74, rue de Merl, B.P. 709 L-2146 Luxembourg R.C.S.
Luxembourg B97483
Re: Registration Statement on Form S-8 Filed by MagnaChip Semiconductor Corporation
Ladies and Gentlemen:
We have acted as counsel for MagnaChip Semiconductor Corporation, a Delaware corporation (the Company), in connection with the registration under the Securities Act of 1933, as amended (the Act), of an aggregate of 712,707 shares of common stock, $0.01 par value (the Shares), of the Company that may be issued or delivered and sold pursuant to the MagnaChip Semiconductor Corporation 2011 Equity Incentive Plan (the 2011 Plan). In connection with the opinion expressed herein, we have examined such documents, records and matters of law as we have deemed relevant or necessary for purposes of this opinion. Based on the foregoing, and subject to the further limitations, qualifications and assumptions set forth herein, we are of the opinion that the Shares that may be issued or delivered and sold pursuant to the 2011 Plan will be, when issued or delivered and sold in accordance with the 2011 Plan and the authorized forms of stock option, restricted stock or other applicable agreements thereunder, validly issued, fully paid and nonassessable, provided that the consideration for the Shares is at least equal to the stated par value thereof.

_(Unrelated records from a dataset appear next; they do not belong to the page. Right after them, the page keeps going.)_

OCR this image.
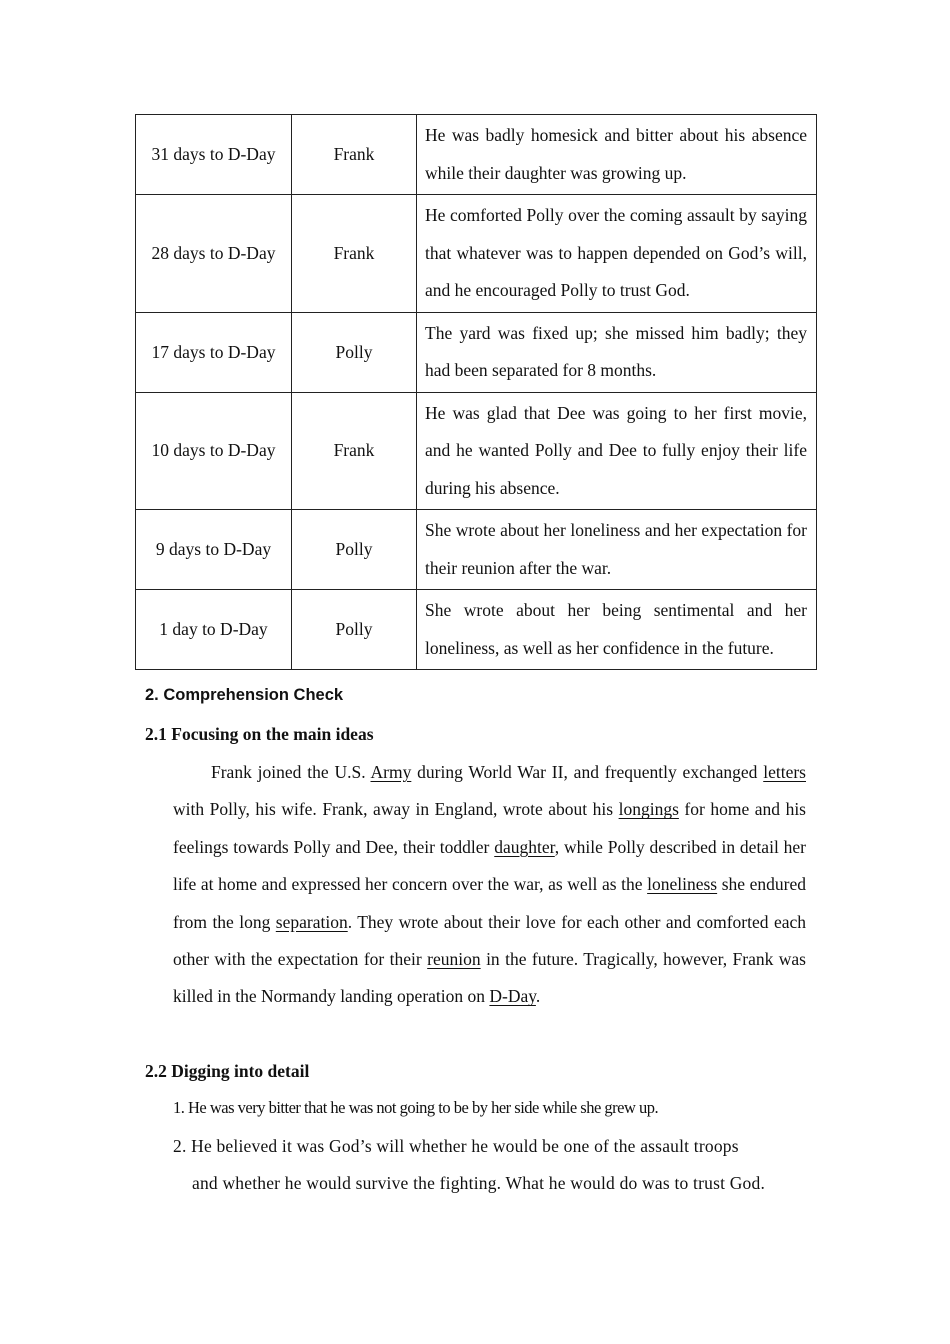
31 days to D-Day	Frank	He was badly homesick and bitter about his absence while their daughter was growing up.
28 days to D-Day	Frank	He comforted Polly over the coming assault by saying that whatever was to happen depended on God’s will, and he encouraged Polly to trust God.
17 days to D-Day	Polly	The yard was fixed up; she missed him badly; they had been separated for 8 months.
10 days to D-Day	Frank	He was glad that Dee was going to her first movie, and he wanted Polly and Dee to fully enjoy their life during his absence.
9 days to D-Day	Polly	She wrote about her loneliness and her expectation for their reunion after the war.
1 day to D-Day	Polly	She wrote about her being sentimental and her loneliness, as well as her confidence in the future.
2. Comprehension Check
2.1 Focusing on the main ideas
Frank joined the U.S. Army during World War II, and frequently exchanged letters with Polly, his wife. Frank, away in England, wrote about his longings for home and his feelings towards Polly and Dee, their toddler daughter, while Polly described in detail her life at home and expressed her concern over the war, as well as the loneliness she endured from the long separation. They wrote about their love for each other and comforted each other with the expectation for their reunion in the future. Tragically, however, Frank was killed in the Normandy landing operation on D-Day.
2.2 Digging into detail
1. He was very bitter that he was not going to be by her side while she grew up.
2. He believed it was God’s will whether he would be one of the assault troops
and whether he would survive the fighting. What he would do was to trust God.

The opinion expressed herein is limited to the General Corporation Law of the State of Delaware as currently in effect, and we express no opinion as to the effect of the laws of any other jurisdiction. In addition, we have assumed that the resolutions authorizing the Company to issue or deliver and sell the Shares pursuant to the 2011 Plan and the applicable award agreements will be in full force and effect at all times at which the Shares are issued or delivered or sold by the Company, and the Company will take no action inconsistent with such resolutions.

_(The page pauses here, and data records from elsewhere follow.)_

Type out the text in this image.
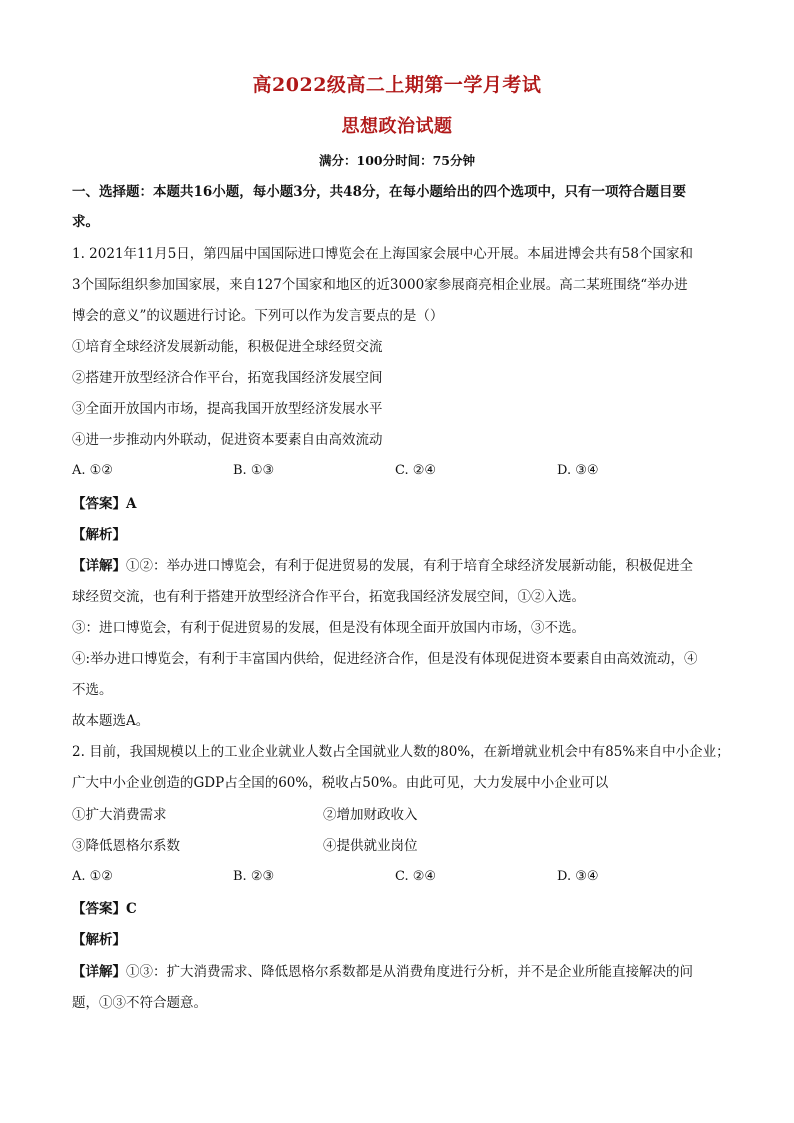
高2022级高二上期第一学月考试
思想政治试题
满分：100分时间：75分钟
一、选择题：本题共16小题，每小题3分，共48分，在每小题给出的四个选项中，只有一项符合题目要
求。
1. 2021年11月5日，第四届中国国际进口博览会在上海国家会展中心开展。本届进博会共有58个国家和
3个国际组织参加国家展，来自127个国家和地区的近3000家参展商亮相企业展。高二某班围绕“举办进
博会的意义”的议题进行讨论。下列可以作为发言要点的是（）
①培育全球经济发展新动能，积极促进全球经贸交流
②搭建开放型经济合作平台，拓宽我国经济发展空间
③全面开放国内市场，提高我国开放型经济发展水平
④进一步推动内外联动，促进资本要素自由高效流动
A. ①②	B. ①③	C. ②④	D. ③④
【答案】A
【解析】
【详解】①②：举办进口博览会，有利于促进贸易的发展，有利于培育全球经济发展新动能，积极促进全
球经贸交流，也有利于搭建开放型经济合作平台，拓宽我国经济发展空间，①②入选。
③：进口博览会，有利于促进贸易的发展，但是没有体现全面开放国内市场，③不选。
④:举办进口博览会，有利于丰富国内供给，促进经济合作，但是没有体现促进资本要素自由高效流动，④
不选。
故本题选A。
2. 目前，我国规模以上的工业企业就业人数占全国就业人数的80%，在新增就业机会中有85%来自中小企业；
广大中小企业创造的GDP占全国的60%，税收占50%。由此可见，大力发展中小企业可以
①扩大消费需求	②增加财政收入
③降低恩格尔系数	④提供就业岗位
A. ①②	B. ②③	C. ②④	D. ③④
【答案】C
【解析】
【详解】①③：扩大消费需求、降低恩格尔系数都是从消费角度进行分析，并不是企业所能直接解决的问
题，①③不符合题意。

In rendering the opinion above, we have assumed that each award under the 2011 Plan will be approved by the Board of Directors of the Company or an authorized committee of the Board of Directors.

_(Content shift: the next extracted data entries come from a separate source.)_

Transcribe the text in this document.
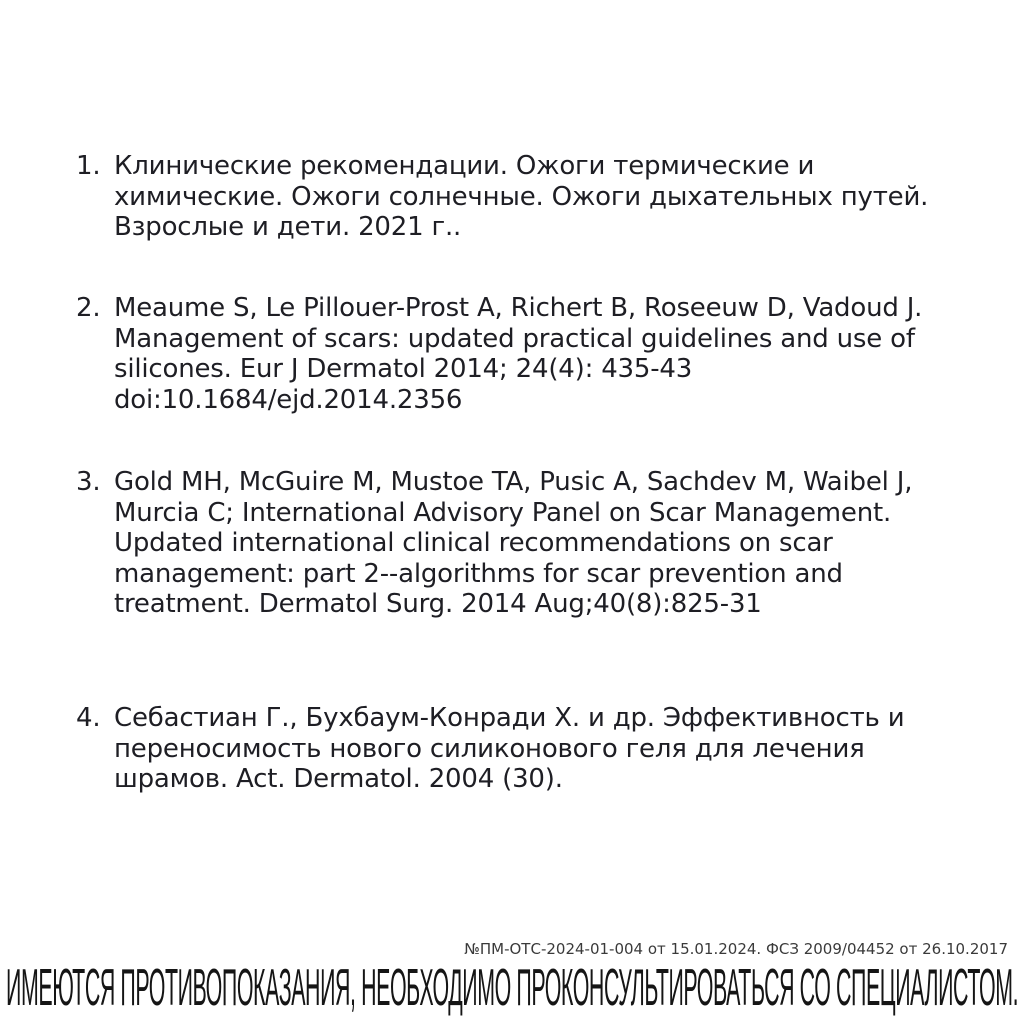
1. Клинические рекомендации. Ожоги термические и химические. Ожоги солнечные. Ожоги дыхательных путей. Взрослые и дети. 2021 г..
2. Meaume S, Le Pillouer-Prost A, Richert B, Roseeuw D, Vadoud J. Management of scars: updated practical guidelines and use of silicones. Eur J Dermatol 2014; 24(4): 435-43 doi:10.1684/ejd.2014.2356
3. Gold MH, McGuire M, Mustoe TA, Pusic A, Sachdev M, Waibel J, Murcia C; International Advisory Panel on Scar Management. Updated international clinical recommendations on scar management: part 2--algorithms for scar prevention and treatment. Dermatol Surg. 2014 Aug;40(8):825-31
4. Себастиан Г., Бухбаум-Конради Х. и др. Эффективность и переносимость нового силиконового геля для лечения шрамов. Act. Dermatol. 2004 (30).
№ПМ-ОТС-2024-01-004 от 15.01.2024. ФСЗ 2009/04452 от 26.10.2017
ИМЕЮТСЯ ПРОТИВОПОКАЗАНИЯ, НЕОБХОДИМО ПРОКОНСУЛЬТИРОВАТЬСЯ СО СПЕЦИАЛИСТОМ.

We hereby consent to the filing of this opinion as Exhibit 5.1 to the Registration Statement on Form S-8 filed by the Company to effect registration of the Shares to be issued and sold pursuant to the 2011 Plan under the Act. In giving such consent, we do not thereby admit that we are included in the category of persons whose consent is required under Section 7 of the Act or the rules and regulations of the Securities and Exchange Commission promulgated thereunder.
Very truly yours, |
/s/ Jones Day |
Exhibit 23.1
CONSENT OF INDEPENDENT REGISTERED PUBLIC ACCOUNTING FIRM
We hereby consent to the incorporation by reference in this Registration Statement on Form S-8 of our report dated February 22, 2013 relating to the consolidated financial statements and the effectiveness of internal control over financial reporting of MagnaChip Semiconductor Corporation, which appears in MagnaChip Semiconductor Corporations Annual Report on Form 10-K for the year ended December 31, 2012.